Msgr. Edward J. Dillon, pastor of Holy Spirit Church, Atlanta, served as vicar general for Archbishop Donoghue until 1997. He said the archbishop “was highly, highly interested in Catholic schools” and when the Archdiocese of Atlanta was opening new schools in 1999 and 2000, it was probably the only diocese in the country doing so.
The archbishop also was always willing to come to school events, Msgr. Dillon said, support that’s “very critical” to Catholic schools.
Karen Vogtner, principal of St. John the Evangelist School, Hapeville, called Archbishop Donoghue a “visionary.”
“He did so much to bring about that focus on the Eucharist. It all began with his vision,” she said. “Not only with the Eucharistic Congress but also with Catholic education.”
There was also a vision on the financial side. He had this idea “that all parishes support” Catholic education. He really implemented that, which allows Atlanta to be a “real model for Catholic education in terms of accessibility and affordability,” she said.
She said, “When you always put Eucharist first, God pours the blessings, pours them out.”
Blessed Trinity High School Principal Frank Moore was appointed to the position by Archbishop Donoghue. And he made it a point to introduce the archbishop to students during visits as “the guy who started your school.”
The archbishop always visited the campus yearly. He came more frequently after he retired, when he would hear confessions of students and staff.
The final job interview for the new high school was more like catching up with a former colleague, Moore said. Moore returned to the archdiocese from a short stint out of state after years working at St. Pius X High School.
The archbishop saw Catholic schools as key for the church and the whole community.
“It’s the future of the church. We need children educated in the faith and educated in a way that makes them good citizens of their community, of their world, as well as the church,” Moore recalled the archbishop saying.
Steve Spellman, the St. Pius X High School principal, got to know the archbishop not only through his work, but also served with the archbishop to organize the annual Eucharistic Congress.
Since its 2001 start, the event attracts a crowd of more than an estimated 20,000.
“His heart was just in that. It’s always been his signature event. This was going to be an event to bring everybody together. It would continue to grow.”
“He was a strong leader. He led the archdiocese during dynamic growth. I am going to remember him very fondly,” said Spellman.
The school chaplain at the time, Legionary of Christ Father Scott Reilly thought the oversight needed to be fixed. He organized lunch with the three of them, Spellman, Father Reilly and the archbishop. Soon, the three sat down at Bones, an upscale restaurant on Piedmont Road. Afterwards, the check was delivered.
“I noticed neither one of them was reaching for the check,” he recalled as he laughed. “I grabbed it.
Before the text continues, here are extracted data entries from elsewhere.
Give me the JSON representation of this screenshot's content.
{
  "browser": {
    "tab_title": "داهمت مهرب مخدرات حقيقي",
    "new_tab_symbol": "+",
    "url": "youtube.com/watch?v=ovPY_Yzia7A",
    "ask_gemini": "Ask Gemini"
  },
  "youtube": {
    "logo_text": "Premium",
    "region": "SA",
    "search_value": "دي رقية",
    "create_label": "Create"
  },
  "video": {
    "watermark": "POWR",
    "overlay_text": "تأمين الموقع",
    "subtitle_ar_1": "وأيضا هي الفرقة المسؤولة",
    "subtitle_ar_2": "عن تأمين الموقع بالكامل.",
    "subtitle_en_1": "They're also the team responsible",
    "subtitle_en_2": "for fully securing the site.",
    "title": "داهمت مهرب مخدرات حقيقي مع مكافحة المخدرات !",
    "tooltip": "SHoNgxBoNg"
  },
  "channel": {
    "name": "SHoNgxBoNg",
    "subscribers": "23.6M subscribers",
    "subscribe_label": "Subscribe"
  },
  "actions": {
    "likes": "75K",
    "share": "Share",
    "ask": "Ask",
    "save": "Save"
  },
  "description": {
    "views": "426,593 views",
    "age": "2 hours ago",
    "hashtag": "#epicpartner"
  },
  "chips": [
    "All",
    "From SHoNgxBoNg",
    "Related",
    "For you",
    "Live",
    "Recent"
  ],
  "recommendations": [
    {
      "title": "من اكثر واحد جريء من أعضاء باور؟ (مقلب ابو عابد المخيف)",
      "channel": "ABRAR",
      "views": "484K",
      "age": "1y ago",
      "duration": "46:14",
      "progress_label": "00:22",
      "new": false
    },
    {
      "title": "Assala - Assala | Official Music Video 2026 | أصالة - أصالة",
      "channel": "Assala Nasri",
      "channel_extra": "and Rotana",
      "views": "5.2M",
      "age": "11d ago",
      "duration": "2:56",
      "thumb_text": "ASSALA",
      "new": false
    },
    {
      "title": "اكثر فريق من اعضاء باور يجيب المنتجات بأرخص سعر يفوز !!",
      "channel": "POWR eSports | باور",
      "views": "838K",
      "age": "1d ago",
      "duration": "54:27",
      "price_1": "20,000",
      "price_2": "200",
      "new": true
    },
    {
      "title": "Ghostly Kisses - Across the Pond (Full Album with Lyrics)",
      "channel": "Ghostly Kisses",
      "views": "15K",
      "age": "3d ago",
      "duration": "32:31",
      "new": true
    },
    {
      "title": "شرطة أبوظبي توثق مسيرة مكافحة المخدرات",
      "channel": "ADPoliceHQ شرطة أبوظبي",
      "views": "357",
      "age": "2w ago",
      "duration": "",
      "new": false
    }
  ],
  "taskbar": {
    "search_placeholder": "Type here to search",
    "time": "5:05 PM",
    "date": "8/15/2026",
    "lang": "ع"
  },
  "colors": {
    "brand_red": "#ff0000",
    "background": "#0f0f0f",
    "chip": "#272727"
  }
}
Later, (Father Reilly) joked, ‘Welcome to the Catholic Church.’”
The time spent with the archbishop and its focus on Catholic education made an impression on Spellman. “I remember how gracious he was to me. It was a delightful experience for me.”
Judy Guilfoil, a parishioner at Good Shepherd Church in Cumming, worked closely with the archbishop during the early years of establishing Pinecrest Academy, an independent Catholic school, and attributes his leadership to the success of the budding school.
“He had an amazing gift to help establish Catholic education,” Guilfoil said, adding that his love for Catholic schools had an impact on the founding of Pinecrest. “His love of the Eucharist encouraged all of those at the school to surround the school with the Eucharist.”
“He strengthened us personally,” she added. “He was a father to us and a very dear friend. He loved us.”
June Isaf, who served as the development director for Pinecrest Academy during its early years, remembered Archbishop Donoghue’s encouragement as the school opened its doors.
“His authentic generosity and his humility were so easy to work with,” Isaf said. “He was so approachable as an archbishop.”